Even before Ramadan began, Rahaf al-Saghir, another Syrian in Lebanon, was concerned about what her family’s iftar would look like.

“I don’t know what to do,” said the recently widowed mother of three daughters. “The girls keep saying they crave meat, they crave chicken, cookies and fruit.”

As the family’s options diminished, her daughters’ questions became heartbreaking. Why can’t we have chips like the neighbor’s kids? Why don’t we drink milk to grow up as they say on television? Al-Saghir recalled bursting into tears when her youngest asked her how the strawberry she saw on television tasted. She later bought some for her with the help of UN aid money, she said.

Before Ramadan, al-Saghir was determined to prevent her daughters from seeing photos of other people’s Iftar meals. “I don’t want them to compare themselves to others,” she said. “When you are fasting during Ramadan, you long for many things.”

The beginning of Ramadan, the first since the death of al-Saghir’s husband, brought tears. Her eldest daughters were used to their father waking them up to suhoor, the pre-dawn meal before the day’s fast, which he would prepare.

A few months before he died – of cardiac arrest – the family moved into a one-bedroom apartment shared with a relative’s family.

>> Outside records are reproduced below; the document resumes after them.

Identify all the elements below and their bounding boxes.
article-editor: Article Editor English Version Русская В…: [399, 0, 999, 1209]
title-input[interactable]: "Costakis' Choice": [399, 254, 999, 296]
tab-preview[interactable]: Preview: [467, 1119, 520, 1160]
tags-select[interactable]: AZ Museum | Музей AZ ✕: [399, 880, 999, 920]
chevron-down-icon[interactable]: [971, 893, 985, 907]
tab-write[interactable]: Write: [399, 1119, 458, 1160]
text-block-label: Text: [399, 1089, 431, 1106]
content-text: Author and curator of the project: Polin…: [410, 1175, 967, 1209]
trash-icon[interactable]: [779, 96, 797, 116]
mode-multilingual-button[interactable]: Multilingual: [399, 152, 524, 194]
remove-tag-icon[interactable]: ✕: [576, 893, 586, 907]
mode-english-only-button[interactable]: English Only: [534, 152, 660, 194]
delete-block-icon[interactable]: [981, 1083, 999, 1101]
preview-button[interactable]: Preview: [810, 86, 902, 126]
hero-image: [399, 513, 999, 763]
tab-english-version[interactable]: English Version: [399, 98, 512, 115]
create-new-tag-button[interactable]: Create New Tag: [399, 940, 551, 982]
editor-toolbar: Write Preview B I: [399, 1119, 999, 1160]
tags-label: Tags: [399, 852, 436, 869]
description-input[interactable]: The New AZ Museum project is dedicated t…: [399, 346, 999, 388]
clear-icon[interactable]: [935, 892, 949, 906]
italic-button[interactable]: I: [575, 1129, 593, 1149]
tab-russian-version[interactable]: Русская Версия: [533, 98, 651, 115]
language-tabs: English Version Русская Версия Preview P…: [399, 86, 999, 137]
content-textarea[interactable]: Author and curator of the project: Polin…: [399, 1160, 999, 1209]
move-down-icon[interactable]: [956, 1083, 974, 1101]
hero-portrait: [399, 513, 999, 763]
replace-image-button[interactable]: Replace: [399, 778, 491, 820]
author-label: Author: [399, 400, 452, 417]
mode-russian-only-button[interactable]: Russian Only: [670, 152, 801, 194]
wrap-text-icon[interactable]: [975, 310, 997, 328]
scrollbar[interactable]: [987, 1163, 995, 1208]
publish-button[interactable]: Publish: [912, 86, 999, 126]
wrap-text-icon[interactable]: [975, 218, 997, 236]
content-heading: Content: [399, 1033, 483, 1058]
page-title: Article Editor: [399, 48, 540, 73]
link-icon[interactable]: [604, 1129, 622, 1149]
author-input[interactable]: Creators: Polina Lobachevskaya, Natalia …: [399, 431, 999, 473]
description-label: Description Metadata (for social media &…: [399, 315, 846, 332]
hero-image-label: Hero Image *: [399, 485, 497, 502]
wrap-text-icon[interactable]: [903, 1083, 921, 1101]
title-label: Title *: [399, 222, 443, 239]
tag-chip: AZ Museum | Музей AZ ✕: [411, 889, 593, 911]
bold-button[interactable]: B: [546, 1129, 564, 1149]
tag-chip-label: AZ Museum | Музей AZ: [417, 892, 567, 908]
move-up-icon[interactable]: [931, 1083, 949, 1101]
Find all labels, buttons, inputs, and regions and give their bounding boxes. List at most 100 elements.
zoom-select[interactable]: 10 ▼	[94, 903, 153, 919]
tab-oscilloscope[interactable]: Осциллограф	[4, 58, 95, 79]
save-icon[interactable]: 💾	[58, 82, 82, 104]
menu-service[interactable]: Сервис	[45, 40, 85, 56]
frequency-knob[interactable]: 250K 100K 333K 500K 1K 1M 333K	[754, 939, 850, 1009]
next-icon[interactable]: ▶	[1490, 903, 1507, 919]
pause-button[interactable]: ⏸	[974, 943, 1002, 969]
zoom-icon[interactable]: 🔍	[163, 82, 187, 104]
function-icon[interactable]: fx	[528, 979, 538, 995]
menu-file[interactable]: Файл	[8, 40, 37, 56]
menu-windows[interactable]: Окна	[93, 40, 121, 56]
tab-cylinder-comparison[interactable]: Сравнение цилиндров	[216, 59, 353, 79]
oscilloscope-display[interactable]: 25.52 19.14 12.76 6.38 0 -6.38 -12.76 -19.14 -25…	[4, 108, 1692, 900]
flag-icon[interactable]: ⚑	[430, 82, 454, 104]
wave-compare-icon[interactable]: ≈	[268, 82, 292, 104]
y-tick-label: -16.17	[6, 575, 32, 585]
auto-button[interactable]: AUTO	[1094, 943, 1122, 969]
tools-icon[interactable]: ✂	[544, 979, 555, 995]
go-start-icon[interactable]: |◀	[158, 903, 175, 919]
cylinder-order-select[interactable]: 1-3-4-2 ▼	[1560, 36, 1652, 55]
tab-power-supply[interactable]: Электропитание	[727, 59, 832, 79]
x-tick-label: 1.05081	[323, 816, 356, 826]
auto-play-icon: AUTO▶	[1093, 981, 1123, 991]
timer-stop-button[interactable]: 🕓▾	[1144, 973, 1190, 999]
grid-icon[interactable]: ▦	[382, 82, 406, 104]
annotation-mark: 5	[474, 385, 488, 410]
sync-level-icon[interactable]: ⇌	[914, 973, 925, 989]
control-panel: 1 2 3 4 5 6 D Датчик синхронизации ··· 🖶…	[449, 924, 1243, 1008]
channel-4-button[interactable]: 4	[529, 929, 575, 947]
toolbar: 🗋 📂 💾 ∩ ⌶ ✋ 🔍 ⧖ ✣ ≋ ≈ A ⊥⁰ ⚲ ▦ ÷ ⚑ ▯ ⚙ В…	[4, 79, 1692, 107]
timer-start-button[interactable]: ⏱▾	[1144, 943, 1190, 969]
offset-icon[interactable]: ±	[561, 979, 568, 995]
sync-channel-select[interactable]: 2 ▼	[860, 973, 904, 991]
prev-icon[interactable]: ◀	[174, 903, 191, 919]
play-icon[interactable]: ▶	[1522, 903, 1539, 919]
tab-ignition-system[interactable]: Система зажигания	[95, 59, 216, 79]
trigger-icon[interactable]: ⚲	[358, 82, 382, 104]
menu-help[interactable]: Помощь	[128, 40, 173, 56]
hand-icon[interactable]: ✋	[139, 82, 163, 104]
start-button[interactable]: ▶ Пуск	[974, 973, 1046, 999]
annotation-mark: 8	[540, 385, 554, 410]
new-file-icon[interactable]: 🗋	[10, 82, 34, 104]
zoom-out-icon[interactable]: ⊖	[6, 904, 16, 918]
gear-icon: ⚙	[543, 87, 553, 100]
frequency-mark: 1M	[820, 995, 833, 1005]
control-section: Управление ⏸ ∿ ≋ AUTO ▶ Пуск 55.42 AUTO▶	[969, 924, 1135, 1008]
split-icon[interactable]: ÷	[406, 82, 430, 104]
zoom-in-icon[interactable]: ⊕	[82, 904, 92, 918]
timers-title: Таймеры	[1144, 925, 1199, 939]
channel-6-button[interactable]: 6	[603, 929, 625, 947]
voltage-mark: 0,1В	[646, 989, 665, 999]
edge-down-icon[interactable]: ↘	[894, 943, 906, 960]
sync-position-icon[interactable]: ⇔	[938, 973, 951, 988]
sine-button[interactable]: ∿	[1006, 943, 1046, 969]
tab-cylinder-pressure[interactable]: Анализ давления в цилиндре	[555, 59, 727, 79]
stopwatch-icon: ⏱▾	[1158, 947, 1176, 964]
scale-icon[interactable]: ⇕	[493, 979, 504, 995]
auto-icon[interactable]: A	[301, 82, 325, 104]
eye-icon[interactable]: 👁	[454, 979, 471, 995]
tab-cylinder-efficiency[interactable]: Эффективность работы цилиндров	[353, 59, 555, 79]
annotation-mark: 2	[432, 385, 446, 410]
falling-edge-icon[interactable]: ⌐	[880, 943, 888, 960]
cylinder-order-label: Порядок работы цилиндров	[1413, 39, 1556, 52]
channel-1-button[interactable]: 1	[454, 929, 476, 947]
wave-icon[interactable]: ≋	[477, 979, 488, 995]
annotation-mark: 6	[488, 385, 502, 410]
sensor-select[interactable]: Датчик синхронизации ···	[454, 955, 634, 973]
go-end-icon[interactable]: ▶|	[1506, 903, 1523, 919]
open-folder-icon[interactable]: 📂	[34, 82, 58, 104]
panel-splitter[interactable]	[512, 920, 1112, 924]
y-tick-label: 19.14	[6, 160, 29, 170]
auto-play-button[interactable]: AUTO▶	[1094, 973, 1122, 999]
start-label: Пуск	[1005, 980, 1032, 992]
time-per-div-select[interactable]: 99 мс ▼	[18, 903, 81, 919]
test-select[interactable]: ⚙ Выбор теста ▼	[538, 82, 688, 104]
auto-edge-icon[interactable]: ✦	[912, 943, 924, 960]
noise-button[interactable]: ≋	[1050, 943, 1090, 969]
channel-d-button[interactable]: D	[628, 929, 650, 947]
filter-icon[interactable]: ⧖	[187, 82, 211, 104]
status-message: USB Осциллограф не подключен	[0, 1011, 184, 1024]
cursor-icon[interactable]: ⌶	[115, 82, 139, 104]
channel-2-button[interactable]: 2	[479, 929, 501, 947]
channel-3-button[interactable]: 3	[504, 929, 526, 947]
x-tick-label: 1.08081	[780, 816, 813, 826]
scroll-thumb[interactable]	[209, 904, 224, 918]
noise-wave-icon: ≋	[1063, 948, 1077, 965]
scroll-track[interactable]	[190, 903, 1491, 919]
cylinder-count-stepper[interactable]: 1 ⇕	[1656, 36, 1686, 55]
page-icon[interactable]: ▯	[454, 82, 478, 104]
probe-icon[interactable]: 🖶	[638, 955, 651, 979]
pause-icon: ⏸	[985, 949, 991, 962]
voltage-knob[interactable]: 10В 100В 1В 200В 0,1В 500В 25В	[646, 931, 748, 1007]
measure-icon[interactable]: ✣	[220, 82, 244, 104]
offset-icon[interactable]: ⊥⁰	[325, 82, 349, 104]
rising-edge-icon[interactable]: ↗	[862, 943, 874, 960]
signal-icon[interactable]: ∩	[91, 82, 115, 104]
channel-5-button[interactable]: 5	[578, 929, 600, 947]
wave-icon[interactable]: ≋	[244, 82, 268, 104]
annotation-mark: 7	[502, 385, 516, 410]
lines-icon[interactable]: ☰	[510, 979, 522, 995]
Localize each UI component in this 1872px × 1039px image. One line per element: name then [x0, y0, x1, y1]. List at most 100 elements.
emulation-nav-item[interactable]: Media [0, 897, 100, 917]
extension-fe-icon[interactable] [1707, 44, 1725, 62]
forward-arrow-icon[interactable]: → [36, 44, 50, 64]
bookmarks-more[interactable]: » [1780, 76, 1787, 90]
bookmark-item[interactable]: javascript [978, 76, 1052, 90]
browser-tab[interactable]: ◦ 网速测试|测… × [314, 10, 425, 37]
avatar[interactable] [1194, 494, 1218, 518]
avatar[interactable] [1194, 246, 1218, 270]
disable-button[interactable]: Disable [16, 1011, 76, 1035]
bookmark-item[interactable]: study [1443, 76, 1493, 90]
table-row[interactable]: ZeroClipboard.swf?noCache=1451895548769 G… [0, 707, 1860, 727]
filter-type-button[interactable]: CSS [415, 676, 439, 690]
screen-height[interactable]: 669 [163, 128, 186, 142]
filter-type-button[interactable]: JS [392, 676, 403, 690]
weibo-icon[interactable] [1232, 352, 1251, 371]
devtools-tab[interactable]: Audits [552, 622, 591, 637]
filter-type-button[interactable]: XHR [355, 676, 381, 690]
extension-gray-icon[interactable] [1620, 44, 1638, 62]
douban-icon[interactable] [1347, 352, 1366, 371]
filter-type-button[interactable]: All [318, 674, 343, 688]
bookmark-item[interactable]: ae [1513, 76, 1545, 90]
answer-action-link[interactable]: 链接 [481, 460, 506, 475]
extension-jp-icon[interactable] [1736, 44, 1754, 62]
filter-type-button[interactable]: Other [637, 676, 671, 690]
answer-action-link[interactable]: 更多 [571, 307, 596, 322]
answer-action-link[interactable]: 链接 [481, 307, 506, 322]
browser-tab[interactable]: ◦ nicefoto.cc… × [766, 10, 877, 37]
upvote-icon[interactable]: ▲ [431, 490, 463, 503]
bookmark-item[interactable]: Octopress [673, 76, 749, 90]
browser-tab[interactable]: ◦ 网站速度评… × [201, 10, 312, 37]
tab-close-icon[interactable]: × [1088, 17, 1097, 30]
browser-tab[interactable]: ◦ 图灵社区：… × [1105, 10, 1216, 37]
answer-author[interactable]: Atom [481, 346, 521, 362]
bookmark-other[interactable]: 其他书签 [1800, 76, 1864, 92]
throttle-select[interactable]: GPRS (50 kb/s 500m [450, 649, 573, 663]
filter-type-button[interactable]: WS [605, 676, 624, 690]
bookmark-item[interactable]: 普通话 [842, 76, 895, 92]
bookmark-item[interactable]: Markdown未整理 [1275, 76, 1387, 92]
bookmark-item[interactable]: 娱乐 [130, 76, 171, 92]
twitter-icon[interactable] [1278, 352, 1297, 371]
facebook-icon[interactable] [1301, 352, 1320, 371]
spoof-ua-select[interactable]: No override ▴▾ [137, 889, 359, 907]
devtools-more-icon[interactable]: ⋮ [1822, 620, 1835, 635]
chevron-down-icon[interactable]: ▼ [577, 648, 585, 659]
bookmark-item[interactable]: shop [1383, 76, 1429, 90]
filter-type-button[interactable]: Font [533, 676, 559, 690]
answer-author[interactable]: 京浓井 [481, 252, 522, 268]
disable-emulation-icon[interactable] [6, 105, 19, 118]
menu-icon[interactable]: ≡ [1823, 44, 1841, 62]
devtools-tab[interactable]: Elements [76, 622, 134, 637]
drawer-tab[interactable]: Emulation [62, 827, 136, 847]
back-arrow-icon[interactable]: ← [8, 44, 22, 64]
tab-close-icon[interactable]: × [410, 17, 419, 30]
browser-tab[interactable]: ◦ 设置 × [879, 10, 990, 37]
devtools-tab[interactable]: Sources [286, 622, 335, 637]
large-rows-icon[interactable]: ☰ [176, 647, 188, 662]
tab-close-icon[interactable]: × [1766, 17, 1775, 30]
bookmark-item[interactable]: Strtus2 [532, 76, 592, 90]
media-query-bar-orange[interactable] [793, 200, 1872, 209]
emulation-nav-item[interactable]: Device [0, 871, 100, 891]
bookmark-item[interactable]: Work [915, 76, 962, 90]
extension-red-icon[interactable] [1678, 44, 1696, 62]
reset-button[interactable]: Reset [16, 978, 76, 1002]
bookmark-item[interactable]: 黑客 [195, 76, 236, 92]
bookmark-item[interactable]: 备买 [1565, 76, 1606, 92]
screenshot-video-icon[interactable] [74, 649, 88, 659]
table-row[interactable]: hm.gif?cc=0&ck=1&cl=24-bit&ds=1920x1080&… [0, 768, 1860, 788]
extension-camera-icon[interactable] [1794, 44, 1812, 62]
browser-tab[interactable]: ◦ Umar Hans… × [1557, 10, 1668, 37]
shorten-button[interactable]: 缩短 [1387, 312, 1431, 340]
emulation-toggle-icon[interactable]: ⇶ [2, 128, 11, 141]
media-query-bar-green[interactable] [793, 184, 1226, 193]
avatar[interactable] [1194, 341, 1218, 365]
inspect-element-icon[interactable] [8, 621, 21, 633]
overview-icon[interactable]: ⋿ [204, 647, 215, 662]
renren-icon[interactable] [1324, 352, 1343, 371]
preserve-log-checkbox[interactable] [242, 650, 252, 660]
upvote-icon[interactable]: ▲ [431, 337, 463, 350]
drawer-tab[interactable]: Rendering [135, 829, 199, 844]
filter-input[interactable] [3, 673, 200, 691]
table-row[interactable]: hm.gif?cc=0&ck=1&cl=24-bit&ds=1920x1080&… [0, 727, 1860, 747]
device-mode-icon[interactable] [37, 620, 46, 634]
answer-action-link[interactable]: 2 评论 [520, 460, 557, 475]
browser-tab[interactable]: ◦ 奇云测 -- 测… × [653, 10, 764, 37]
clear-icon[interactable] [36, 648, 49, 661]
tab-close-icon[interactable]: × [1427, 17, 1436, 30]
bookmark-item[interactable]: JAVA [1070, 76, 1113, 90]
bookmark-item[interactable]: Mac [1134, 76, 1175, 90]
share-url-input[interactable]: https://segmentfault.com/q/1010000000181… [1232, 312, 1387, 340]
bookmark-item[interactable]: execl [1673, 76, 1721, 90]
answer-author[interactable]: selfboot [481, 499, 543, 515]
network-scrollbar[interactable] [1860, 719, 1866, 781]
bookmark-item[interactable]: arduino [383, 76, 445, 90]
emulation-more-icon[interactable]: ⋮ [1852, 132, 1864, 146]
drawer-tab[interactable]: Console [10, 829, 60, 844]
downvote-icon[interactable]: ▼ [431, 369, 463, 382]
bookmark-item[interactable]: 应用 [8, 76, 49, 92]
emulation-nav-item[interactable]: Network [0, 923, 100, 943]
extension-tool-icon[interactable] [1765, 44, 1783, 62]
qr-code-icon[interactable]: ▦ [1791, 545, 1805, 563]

This year their first iftar was simple: chips, soup and fattoush salad. Al-Saghir wanted chicken but thought it was too expensive.

Before the violence drove them out of Syria, Ramadan felt festive. Al-Saghir cooked and exchanged visits with family and neighbors, gathering around delicious savory and sweet dishes.

“Now there is no family, no neighbors, and no sweets,” she said. “Ramadan feels like any other day. We can feel even more sadness. ”

In the midst of her struggle, she turns to her faith.

“I keep praying to God,” she said. May our prayers be heard during Ramadan and may our situation change. … May a new path open up for us. ”

Fam reported from Egypt. Associated Press journalist Fay Abuelgasim contributed from Bhannine.

The Associated Press coverage of religion is supported by the Lilly Endowment through The Conversation US. The AP is solely responsible for this content.